Moreover, though a tuning fork is not 100% accurate – but which diagnostic tool is?? – it is easy to use, inexpensive, and in contrast to an electric audiometer, it fits in a Doctor's white coat. It is the best decisive clinical tool that an ENT doctor should always have with him.
So, as for the suggestion of Dr Nicholl, who wrote that we perhaps should drop the tuning fork test, I can only disagree. However, I do agree with Dr. Nicholl that it is not an instrument to be routinely used in a neurological setting. Indeed, the neurological patient with somewhat longer standing hearing problems should be scheduled for audiometry. But that is not the topic of this discussion; the topic is tuning forks in sudden deafness this time. In the responses to their manuscript in the Dutch Medical Journal, Verburg describes the never failing tuning fork in ENT. While exceptions to a rule can always be found, in my 20 years’ experience it also never lateralised to the wrong site in case of moderate, severe or profound sudden deafness. So, it is a very, very, very accurate instrument, and since audiograms are not available in my hospital 24/7, I do decide sometimes to start steroids based on the history and the tuning fork lateralization.

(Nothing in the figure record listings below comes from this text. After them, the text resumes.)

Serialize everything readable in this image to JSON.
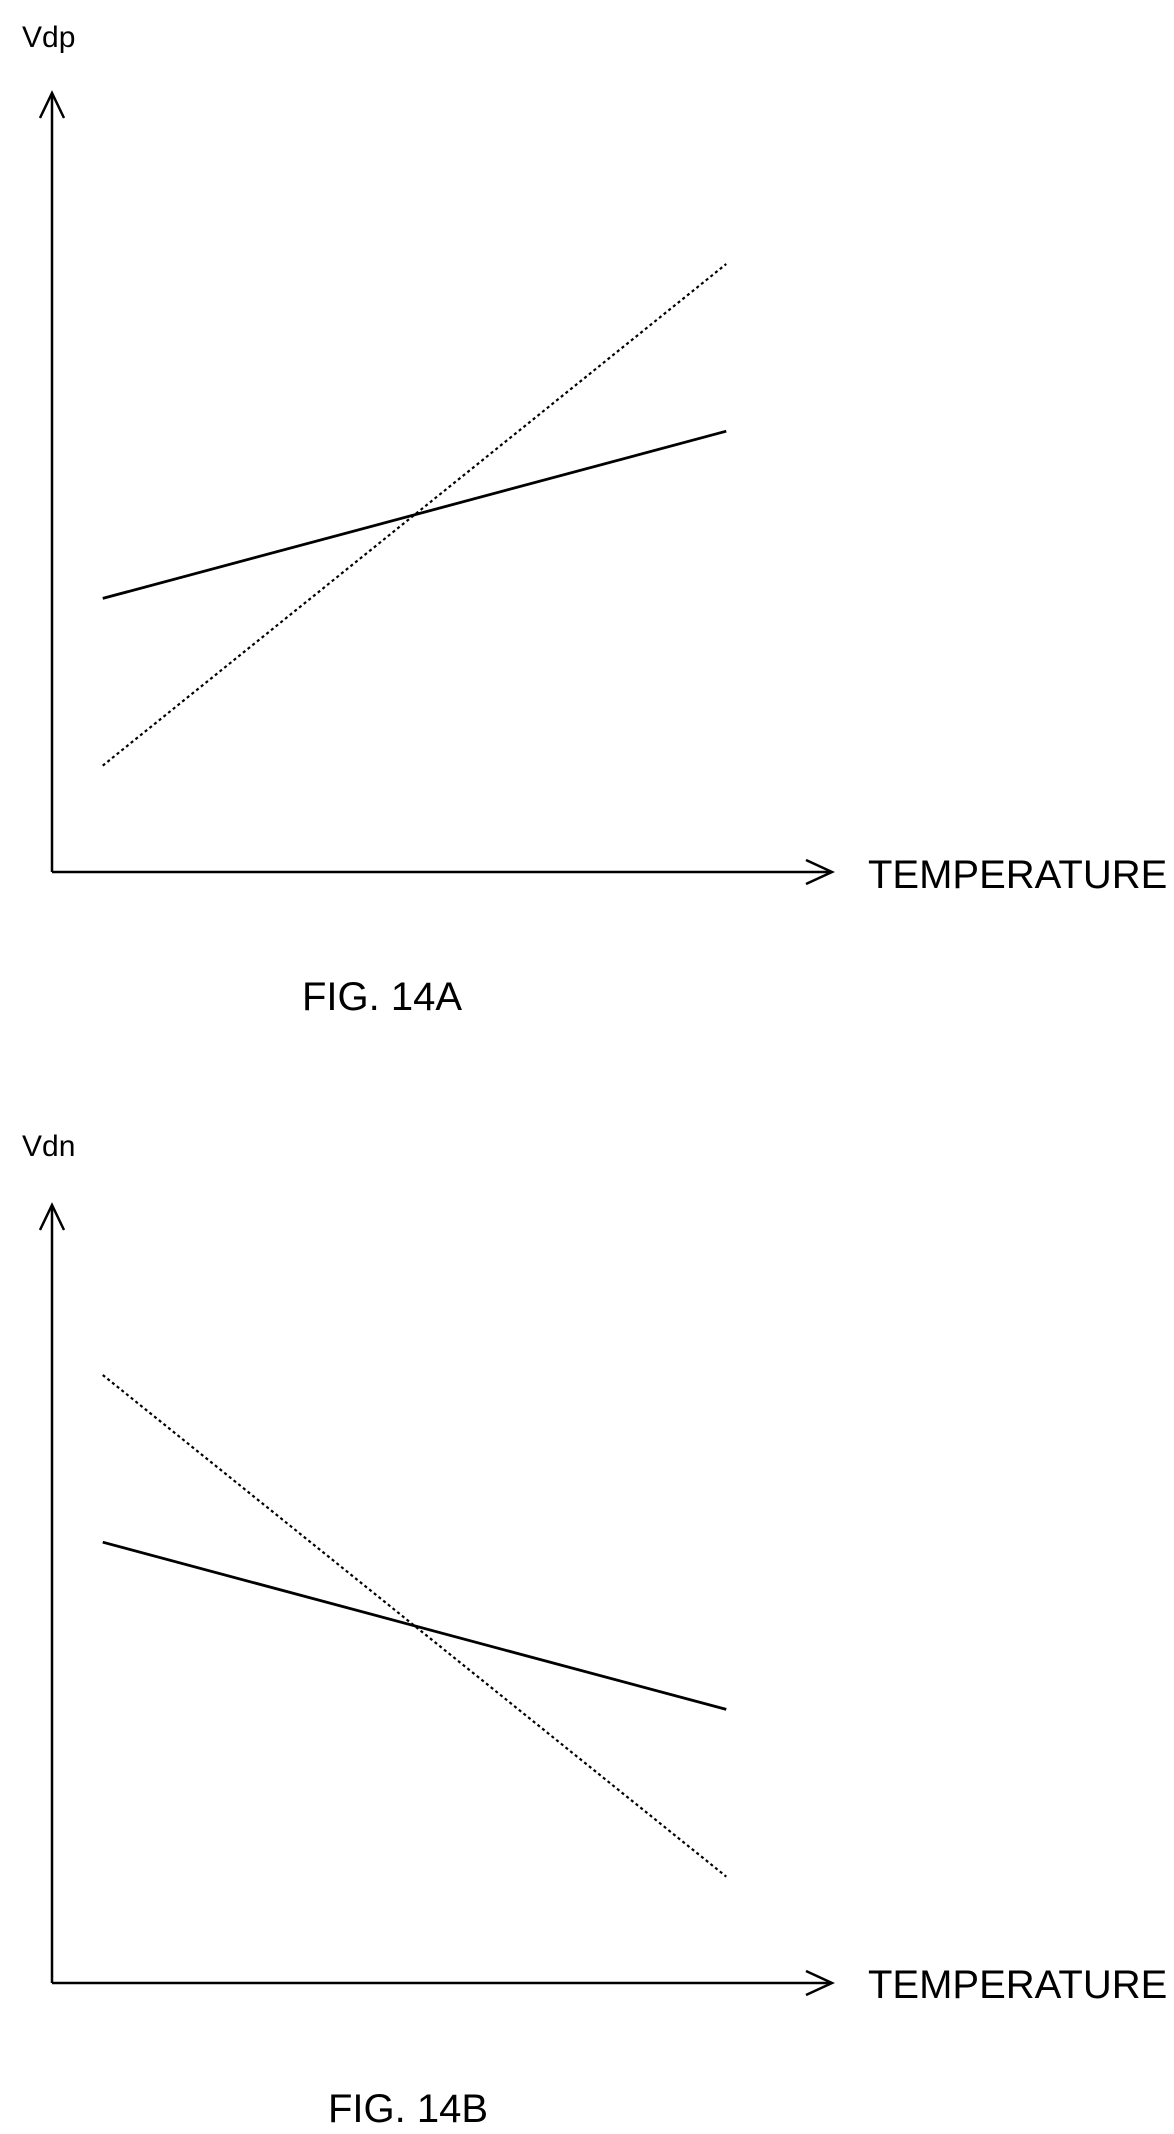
{
  "chart_data": [
    {
      "type": "line",
      "caption": "FIG. 14A",
      "ylabel": "Vdp",
      "xlabel": "TEMPERATURE",
      "xlim": [
        0,
        1
      ],
      "ylim": [
        0,
        1
      ],
      "grid": false,
      "ticks": false,
      "series": [
        {
          "style": "solid",
          "x": [
            0.07,
            0.93
          ],
          "y": [
            0.36,
            0.58
          ]
        },
        {
          "style": "dotted",
          "x": [
            0.07,
            0.93
          ],
          "y": [
            0.14,
            0.8
          ]
        }
      ]
    },
    {
      "type": "line",
      "caption": "FIG. 14B",
      "ylabel": "Vdn",
      "xlabel": "TEMPERATURE",
      "xlim": [
        0,
        1
      ],
      "ylim": [
        0,
        1
      ],
      "grid": false,
      "ticks": false,
      "series": [
        {
          "style": "solid",
          "x": [
            0.07,
            0.93
          ],
          "y": [
            0.58,
            0.36
          ]
        },
        {
          "style": "dotted",
          "x": [
            0.07,
            0.93
          ],
          "y": [
            0.8,
            0.14
          ]
        }
      ]
    }
  ]
}
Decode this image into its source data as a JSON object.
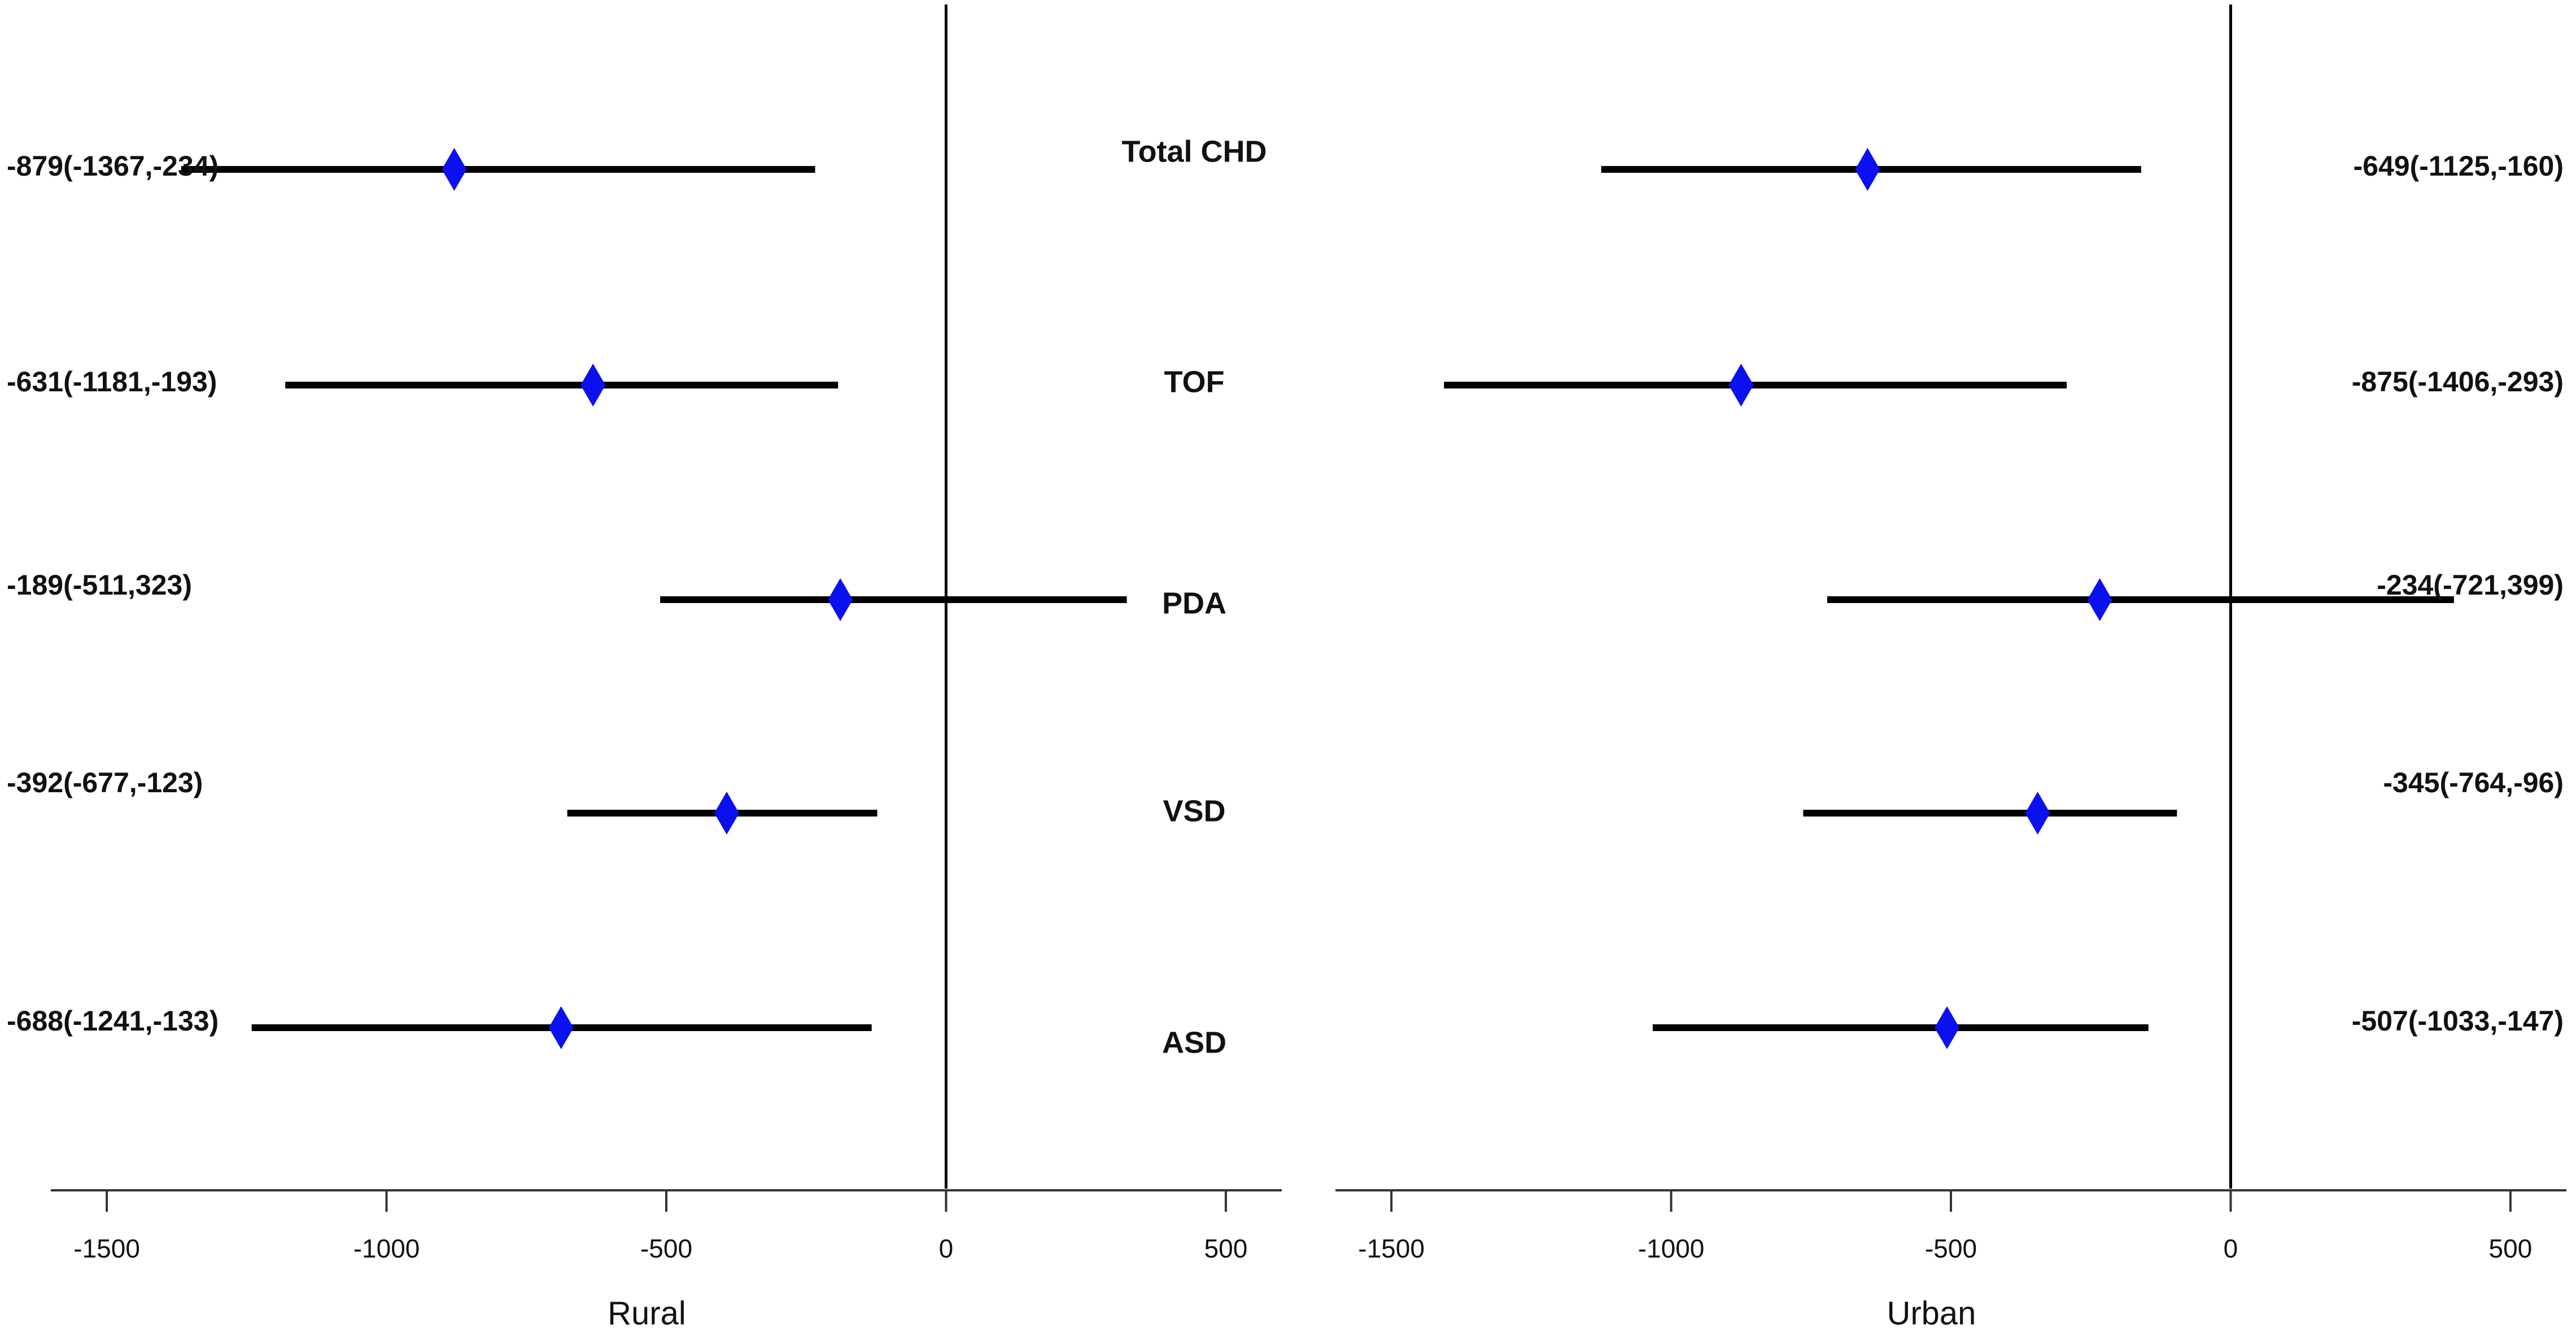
{
  "chart_data": {
    "type": "forest",
    "categories": [
      "Total CHD",
      "TOF",
      "PDA",
      "VSD",
      "ASD"
    ],
    "xlim": [
      -1600,
      600
    ],
    "xticks": [
      -1500,
      -1000,
      -500,
      0,
      500
    ],
    "xtick_labels": [
      "-1500",
      "-1000",
      "-500",
      "0",
      "500"
    ],
    "marker_color": "#0a10ee",
    "reference_value": 0,
    "panels": [
      {
        "xlabel": "Rural",
        "estimates": [
          {
            "category": "Total CHD",
            "value": -879,
            "lower": -1367,
            "upper": -234,
            "label": "-879(-1367,-234)"
          },
          {
            "category": "TOF",
            "value": -631,
            "lower": -1181,
            "upper": -193,
            "label": "-631(-1181,-193)"
          },
          {
            "category": "PDA",
            "value": -189,
            "lower": -511,
            "upper": 323,
            "label": "-189(-511,323)"
          },
          {
            "category": "VSD",
            "value": -392,
            "lower": -677,
            "upper": -123,
            "label": "-392(-677,-123)"
          },
          {
            "category": "ASD",
            "value": -688,
            "lower": -1241,
            "upper": -133,
            "label": "-688(-1241,-133)"
          }
        ]
      },
      {
        "xlabel": "Urban",
        "estimates": [
          {
            "category": "Total CHD",
            "value": -649,
            "lower": -1125,
            "upper": -160,
            "label": "-649(-1125,-160)"
          },
          {
            "category": "TOF",
            "value": -875,
            "lower": -1406,
            "upper": -293,
            "label": "-875(-1406,-293)"
          },
          {
            "category": "PDA",
            "value": -234,
            "lower": -721,
            "upper": 399,
            "label": "-234(-721,399)"
          },
          {
            "category": "VSD",
            "value": -345,
            "lower": -764,
            "upper": -96,
            "label": "-345(-764,-96)"
          },
          {
            "category": "ASD",
            "value": -507,
            "lower": -1033,
            "upper": -147,
            "label": "-507(-1033,-147)"
          }
        ]
      }
    ]
  }
}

Furthermore, and no offence meant because I realise the difficulties of the job, the tuning fork makes less mistakes than the average GP. I have seen many otitis media and ceruminosis referrals ending with sudden deafness.
Doyle and Anderson wrote that two groups of people are critical of the tuning fork: those who never use it and those who do not know how to use it. I would like to add a third group, those who do not know when to use it.
Most medics aren’t very accurate when shooting with a sniper rifle. According to my Marine Corps Sergeant Major that doesn’t mean that sniper rifles don’t work, but that “a fool with a tool, is still a fool”.